Today, we not only capture these life events but we store them for a longer period of time. Wouldn’t it be great to analyze clickstream over years of black Friday information? And not only are we capturing data for longer periods of time, we are also capturing all of it. A year ago, my friend John Kreisa used the word “exhaust data” when explaining these concepts and it has stuck with me. How much data have we thrown on the floor of our data centers over the past 30 or 40 years? It is possible that a nugget of value was hidden in it. Sensor data has been exhaust for years,
All of this data is interesting, but there is a world of microprocessors out there creating data today that might prove valuable. We can walk through a “day in the life” and see sensors everywhere. From the refrigerator that stores our half & half for the morning coffee, to the car we drive to work in, to the supply chain we may work on and the phones we have in our back pockets. Nearly every process and tool around us is creating data… massive amounts of it.
Making sense of the mountain
We now think of this data in terms of petabytes and zettabytes of captured information. The challenge we face is to formulate the “right” questions to ask of that information. Every set of data is different, but we can look at what others are doing to help find our own north star. Here are some examples of how others are using sensor data today:
- Predictive Analytics and Proactive Maintenance
The ability to predict equipment failure (and respond proactively) is extraordinarily valuable because it is far less expensive to do preventative maintenance than it is to pay for emergency repair or replacement equipment under duress.

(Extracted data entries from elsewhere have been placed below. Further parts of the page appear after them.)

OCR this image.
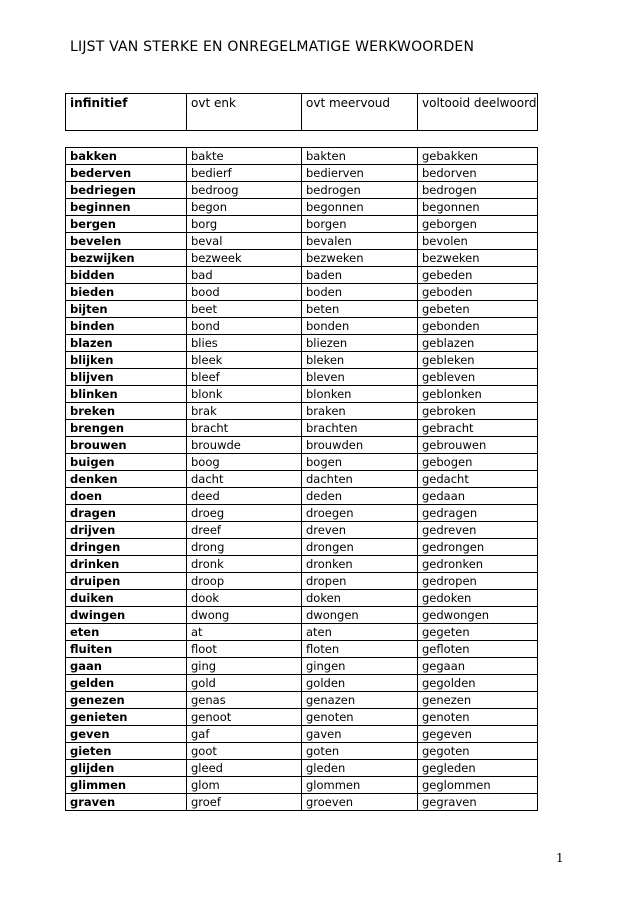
LIJST VAN STERKE EN ONREGELMATIGE WERKWOORDEN
infinitief	ovt enk	ovt meervoud	voltooid deelwoord
bakken	bakte	bakten	gebakken
bederven	bedierf	bedierven	bedorven
bedriegen	bedroog	bedrogen	bedrogen
beginnen	begon	begonnen	begonnen
bergen	borg	borgen	geborgen
bevelen	beval	bevalen	bevolen
bezwijken	bezweek	bezweken	bezweken
bidden	bad	baden	gebeden
bieden	bood	boden	geboden
bijten	beet	beten	gebeten
binden	bond	bonden	gebonden
blazen	blies	bliezen	geblazen
blijken	bleek	bleken	gebleken
blijven	bleef	bleven	gebleven
blinken	blonk	blonken	geblonken
breken	brak	braken	gebroken
brengen	bracht	brachten	gebracht
brouwen	brouwde	brouwden	gebrouwen
buigen	boog	bogen	gebogen
denken	dacht	dachten	gedacht
doen	deed	deden	gedaan
dragen	droeg	droegen	gedragen
drijven	dreef	dreven	gedreven
dringen	drong	drongen	gedrongen
drinken	dronk	dronken	gedronken
druipen	droop	dropen	gedropen
duiken	dook	doken	gedoken
dwingen	dwong	dwongen	gedwongen
eten	at	aten	gegeten
fluiten	floot	floten	gefloten
gaan	ging	gingen	gegaan
gelden	gold	golden	gegolden
genezen	genas	genazen	genezen
genieten	genoot	genoten	genoten
geven	gaf	gaven	gegeven
gieten	goot	goten	gegoten
glijden	gleed	gleden	gegleden
glimmen	glom	glommen	geglommen
graven	groef	groeven	gegraven
1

If a restaurant’s refrigerator fails, the franchise loses thousands of dollars in spoiled food and a day’s revenue. Fixed assets such as cellular transmission towers are difficult and expensive to replace, yet they exist to transmit data, so sensors can transmit diagnostic data that helps prolong the life of those assets. Algorithms can process massive amounts of sensor signals to identify previously invisible, subtle patterns indicating when an inexpensive repair is likely to prevent a costly replacement.
- Improving Research and Health
Since 2007, Children’s Hospital Los Angeles has collected sensor data from its pediatric intensive care units, sampled from each patient every 30 seconds. This dataset includes more than one billion individual measurements. Doctors plan to use this data to diagnose and predict medical episodes with greater precision. According to one of the researchers, the difficulty is to find medically useful patterns because “there are an infinite number of trivial patterns, such as people who tend to have babies are female and people over six-feet tall are over five-feet tall.”
There are hundreds, maybe thousands of uses of sensor data. My favorite example is the rail operator who has equipped rails with sensors that collect the sound frequencies as a train travels over a section of rail, looking for discrepancies to identify any potential issues within the system. Awesome.
How to get started?
With Hadoop, it is much easier to refine the data and explore it to find the meaningful patterns and exclude the trivial ones. As Hadoop extends the storage and analysis of big data to processes beyond commercial Internet use cases, it can augment and assist other efforts to even save lives through the process of prediction, identification and prevention.
The bigger question is what sensor data do you have and what questions can you ask of it? The technology is ready.